Mechanical causes include:
injuries. These can be lung damage or open wounds;
damage during medical procedures (iatrogenic damage);
artificial pneumothorax, which is created in the treatment of tuberculosis or to stop pulmonary hemorrhage.
a complication of bullous lung disease – rupture of air bubbles;
abscess, lung gangrene;
ruptured caverns for tuberculosis;
lung cancer, sarcoma.
Smoking can cause pneumothorax and other diseases.
Pneumothorax, which occurs without any reason, is also distinguished: primary spontaneous pneumothorax. Young (from 20 to 30 years old) smoking men, who are tall, are most often affected by it, and the trigger mechanism can be a strong cough, excessive physical exertion, plane flight, and diving.

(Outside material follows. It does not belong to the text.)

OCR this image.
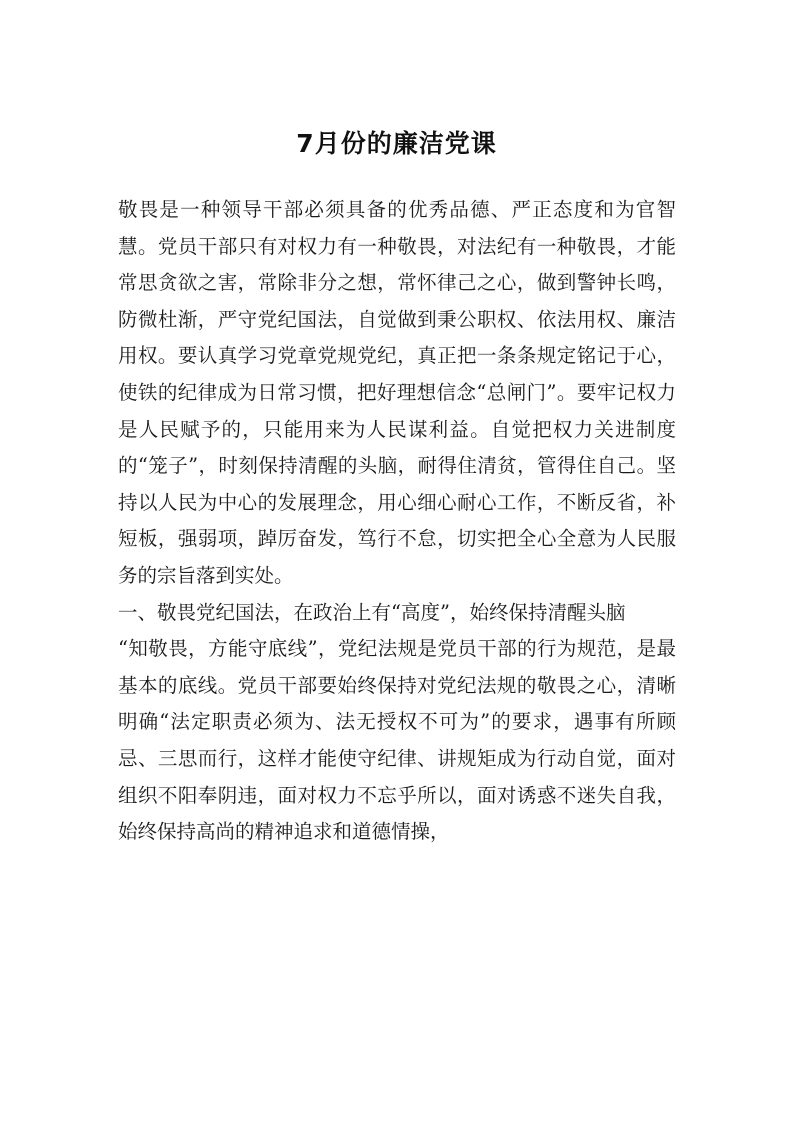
7月份的廉洁党课

敬畏是一种领导干部必须具备的优秀品德、严正态度和为官智慧。党员干部只有对权力有一种敬畏，对法纪有一种敬畏，才能常思贪欲之害，常除非分之想，常怀律己之心，做到警钟长鸣，防微杜渐，严守党纪国法，自觉做到秉公职权、依法用权、廉洁用权。要认真学习党章党规党纪，真正把一条条规定铭记于心，使铁的纪律成为日常习惯，把好理想信念“总闸门”。要牢记权力是人民赋予的，只能用来为人民谋利益。自觉把权力关进制度的“笼子”，时刻保持清醒的头脑，耐得住清贫，管得住自己。坚持以人民为中心的发展理念，用心细心耐心工作，不断反省，补短板，强弱项，踔厉奋发，笃行不怠，切实把全心全意为人民服务的宗旨落到实处。

一、敬畏党纪国法，在政治上有“高度”，始终保持清醒头脑

“知敬畏，方能守底线”，党纪法规是党员干部的行为规范，是最基本的底线。党员干部要始终保持对党纪法规的敬畏之心，清晰明确“法定职责必须为、法无授权不可为”的要求，遇事有所顾忌、三思而行，这样才能使守纪律、讲规矩成为行动自觉，面对组织不阳奉阴违，面对权力不忘乎所以，面对诱惑不迷失自我，始终保持高尚的精神追求和道德情操，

In this case, the cause is considered the congenital weakness of the pleura.
There are also pneumothorax closed (pleural cavity does not communicate with the atmosphere), open air (through the wound freely enters and leaves the cavity) and valve (air enters the cavity, but does not leave it).
Manifestations of pneumothorax
Pneumothorax can manifest itself in different ways, it depends on its cause, severity of the pathology, existing complications, etc. The most characteristic signs include:
chest pain – it can be of different intensity, from very strong to tolerable, it increases with inhalation; more often, pain is acute first, then it becomes dull or dull;
feeling short of breath;
shortness of breath – it appears suddenly and sharply, breathing becomes quicker;
paroxysmal cough without sputum;
lower blood pressure;
weakness, fear, feeling of panic;
Lack of air
Consequences of pneumothorax
They develop in almost half of all patients. Most often there is pleurisy – inflammation of the pleura. It can be exudative, with effusion into the cavity, or purulent – pus is collected in the pleura. It is also dangerous and bleeding from the pleura, causing hemorrhagus (blood in the pleural cavity).
Another dangerous complication of pneumothorax is the so-called rigid lung, the formation of connective tissue in place of the lung, as a result, it loses its elasticity and the lungs cease to function.
The most dangerous consequence of this pathology is acute respiratory failure.
With the development of pneumothorax of any kind, treatment in a hospital is necessary. As a rule, if medical measures are carried out correctly and on time, full recovery occurs.